Н. Дурова. Кавалерист-девица.
Происшествие в России. Ч. 2

Который день то шагом, то рысью, то галопом кружил по дорогам Волынской губернии отряд корнета Александрова. Двенадцать солдат, унтер-офицер, две вьючные лошади с палатками, запасом овса и сухарей сопровождали молодого офицера повсюду. Надежда методично, одну за другой, объезжала помещичьи усадьбы в поисках фуража для ста тридцати строевых лошадей эскадрона полковника Скорульского. Четыре дня назад ей удалось отправить в Стрельск воз сена и телегу, груженную мешками с двадцатью пятью пудами овса, но этого было мало, очень мало.

Во внутреннем кармане форменной тёмно-синей куртки у Надежды лежала грозная бумага с полковой печатью – «баранта». В ней говорилось о широких полномочиях корнета Александрова. Он имел право взять этот самый фураж силой, заставить хозяина отправить его на хозяйских же повозках в штаб эскадрона, а вместо денег выдать ему квитанцию за своей подписью, по которой потом в полковой кассе с ним произведут полный расчёт.

Слов нет, всё это было крайне невыгодно местным землевладельцам. Как раз для их устрашения корнет и являлся на подворье со своими солдатами, вооружёнными штуцерами. Затем один, побрякивая длинной саблей, заходил в дом и вежливо начинал с хозяином разговор о том, что Российская армия предлагает ему хорошую сделку.

Фураж у поляков был, но они не желали его продавать. И не потому, что ездить с квитанциями туда-сюда хлопотно. Они приберегали сено и овёс для кого-то другого. В апреле 1812 года они уже уверены были, что этот другой покупатель скоро заплатит им не рублями, а франками. Впрочем, за возрождённое герцогство Варшавское, за обещанное им княжество Литовское, за посрамление ненавистной России многие из них готовы были не только продать, но и даром отдать и сено, и овёс, и жизни своих сыновей новому великому завоевателю.

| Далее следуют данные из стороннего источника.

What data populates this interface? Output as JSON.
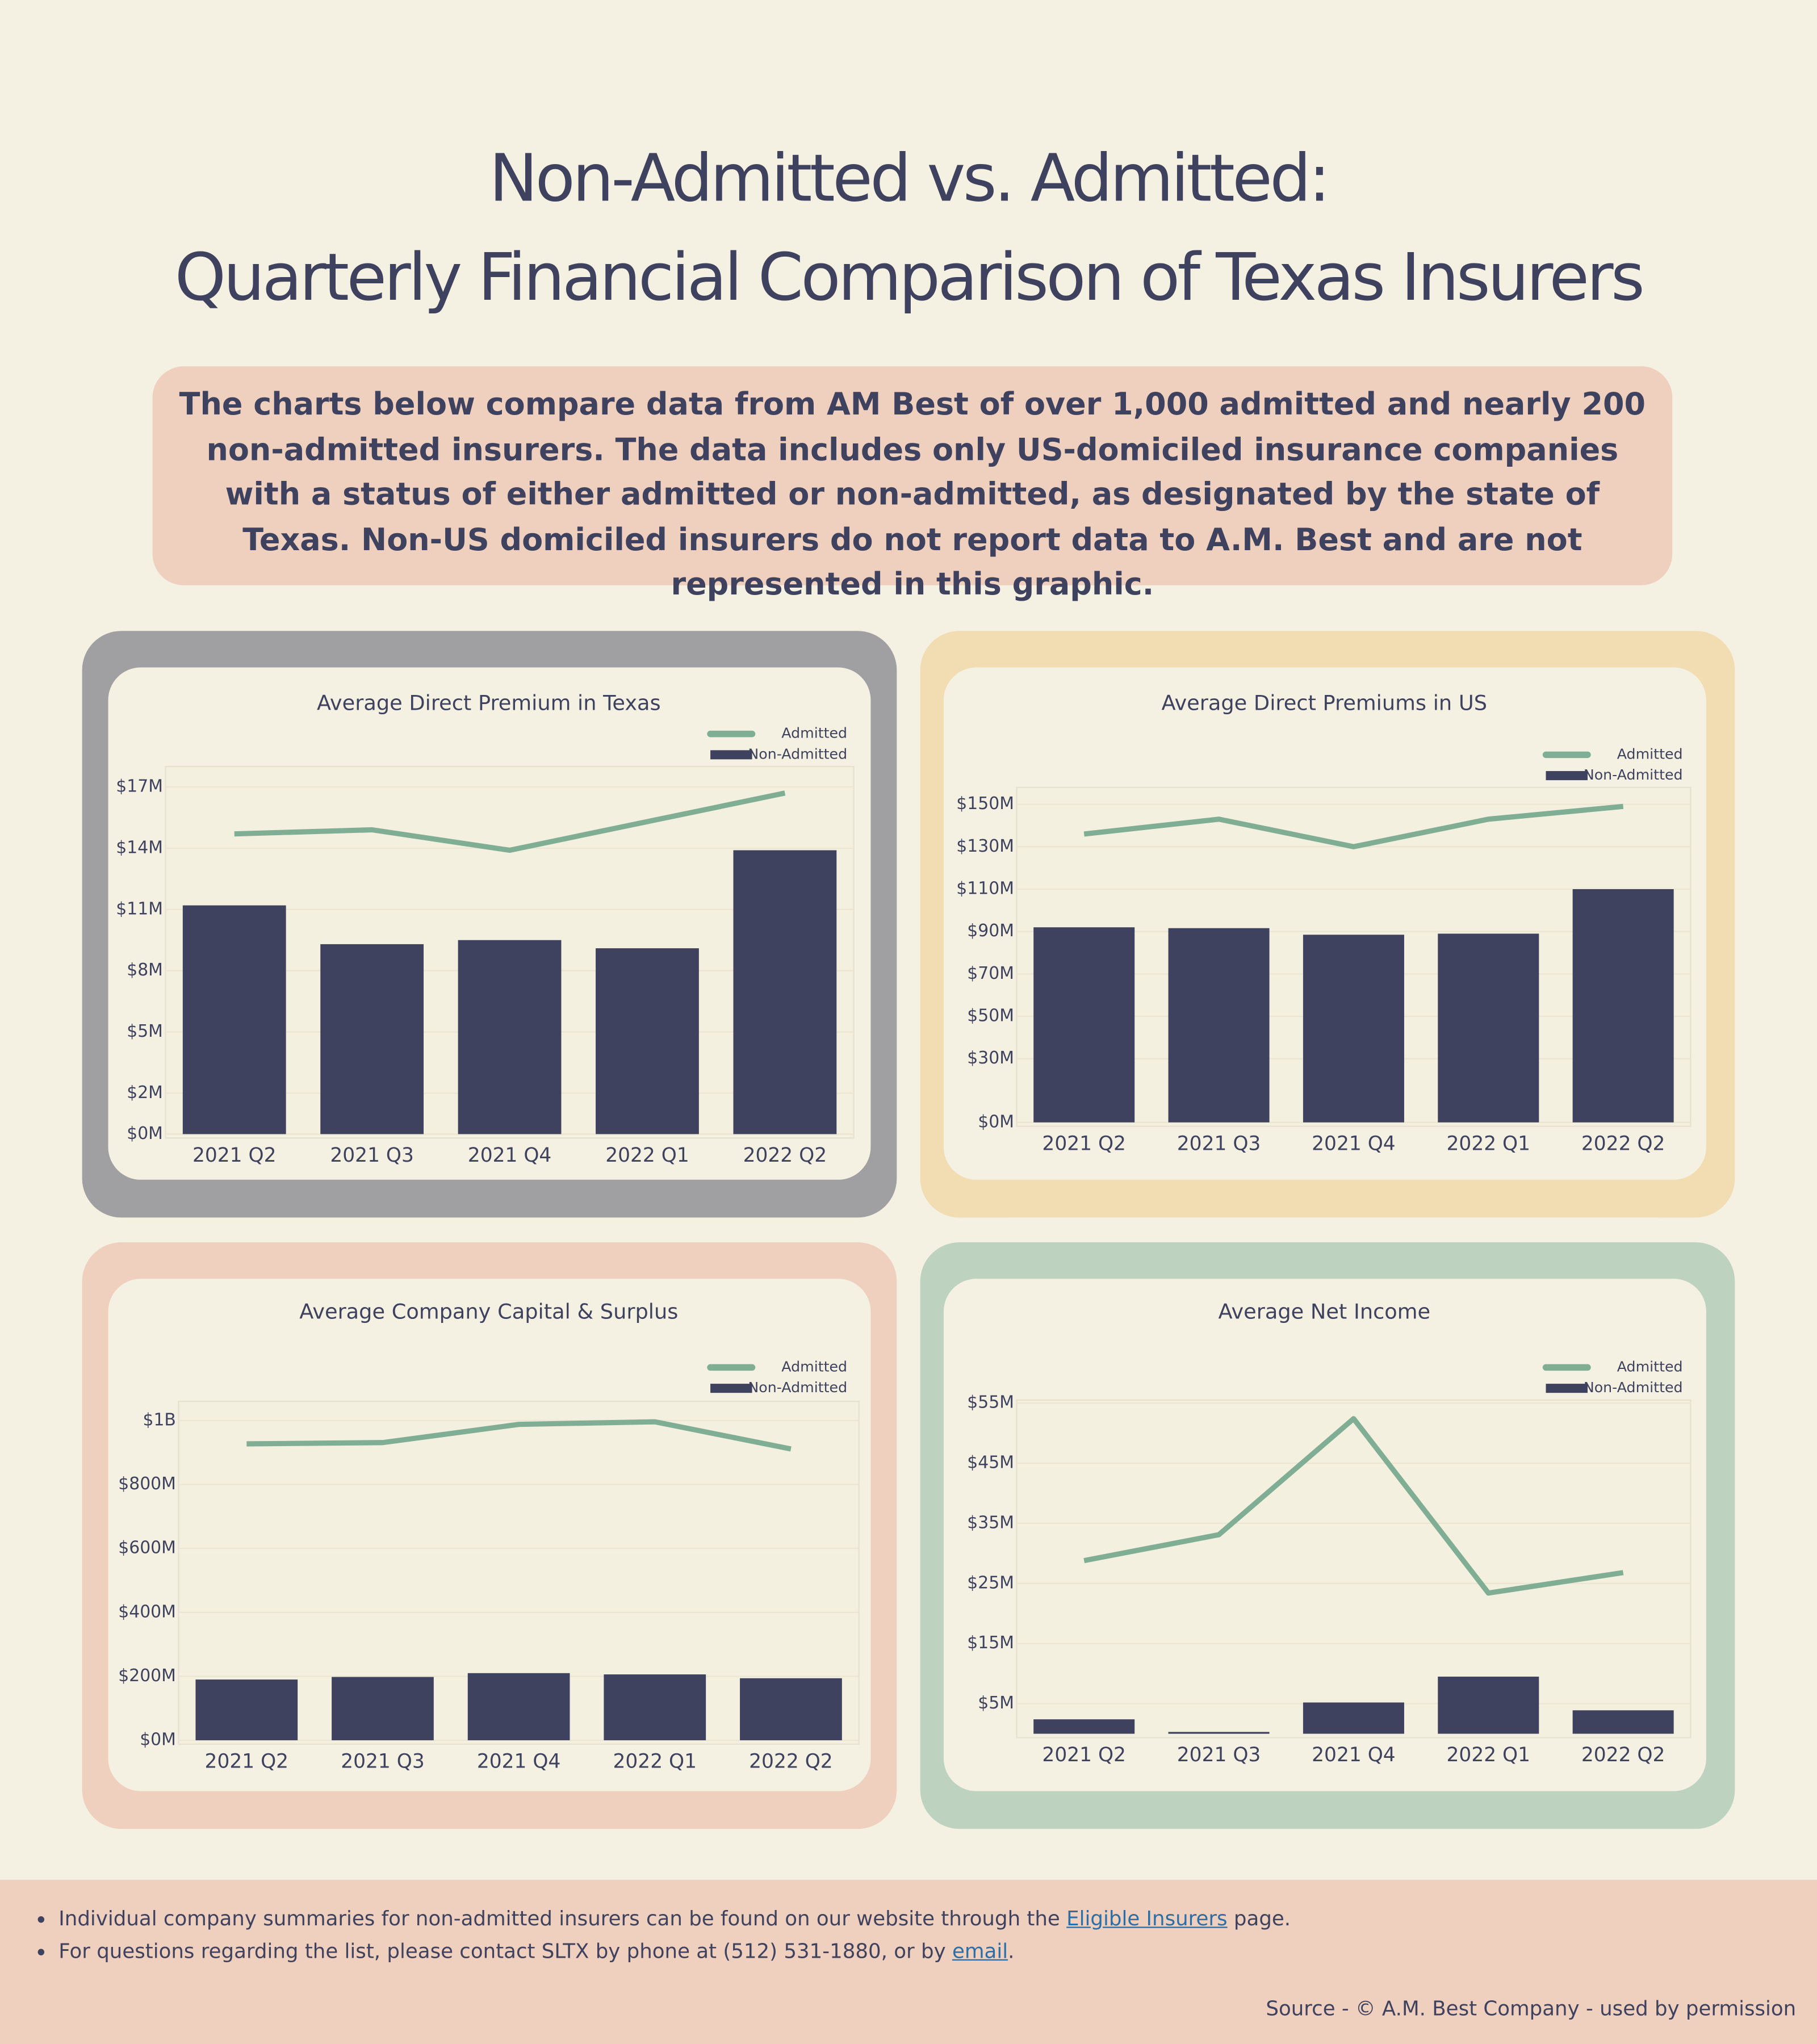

Действовать на территории, где часть населения уже не скрывала своей враждебности к российским войскам, приходилось осторожно. Надежда предпочитала уговаривать, улещивать высокомерных ясновельможных панов, а не грозить им «барантой». Двенадцать солдат в какой-нибудь украинско-польской деревне дворов на пятьдесят – семьдесят – разве это защита?

Пока её долгие разъезды и хитрые переговоры приносили результат. Зато корнет Чернявский чуть не вызвал восстания в местечке Столин, отлупив у дверей амбара, забитого мешками с овсом, управляющего-поляка, который не пускал его туда и лгал в глаза российскому офицеру, что фуража здесь нет, а мешки наполнены стружкой.

Цезарь Торнезио пал жертвой собственного неодолимого влечения к пухленьким блондинкам. Не в силах отказать молодой вдове, он задержался у неё на несколько дней и отправил обоз из пяти возов с сеном в Стрельск только с четырьмя солдатами. По странному стечению обстоятельств в соседней деревне, также принадлежавшей этой очаровательной польке, солдат пригласили на свадьбу. Там они перепились. Тем временем три воза сена из фуражного обоза исчезли бесследно.

Подъямпольский был в ярости. Он задал корнету Торнезио 1-му отменную взбучку. Но ехать вместо него на поиски корма пришлось опять Надежде и Семёну Торнезио, тишайшему, скромнейшему офицеру Литовского уланского полка. Над картой Волынской губернии они вдвоём подбросили рубль-«крестовик». Серебряная монета упала крестом вниз, и потому Надежда, загадавшая «на орла», поехала на запад, ещё ближе к польской границе, а Торнезио 2-й – на восток, где в украинских деревнях было гораздо спокойнее...

Теперь она уже находилась более чем в пятидесяти вёрстах от своего эскадрона. С дороги, пролегавшей по склону холма, Надежда увидела в долине с цветущими вишнёвыми садами довольно большую, дворов на восемьдесят, деревню. Она сверилась с картой. Это было селение, принадлежавшее семейству польских дворян Цецерских.

Оставив свой отряд на широком помещичьем дворе, Надежда вошла в дом. Лакей отвёл её в кабинет, и молодого офицера приняла сама владелица здешних угодий – пани Агнесса, дама лет семидесяти, храбро вступившая в бой со старостью. Её седые волосы под маленьким кружевным чепцом были уложены в красивую, но несколько старомодную причёску, щёки слегка нарумянены, губы подкрашены. На её морщинистых пальцах Надежда насчитала восемь колец и перстней, один богаче другого.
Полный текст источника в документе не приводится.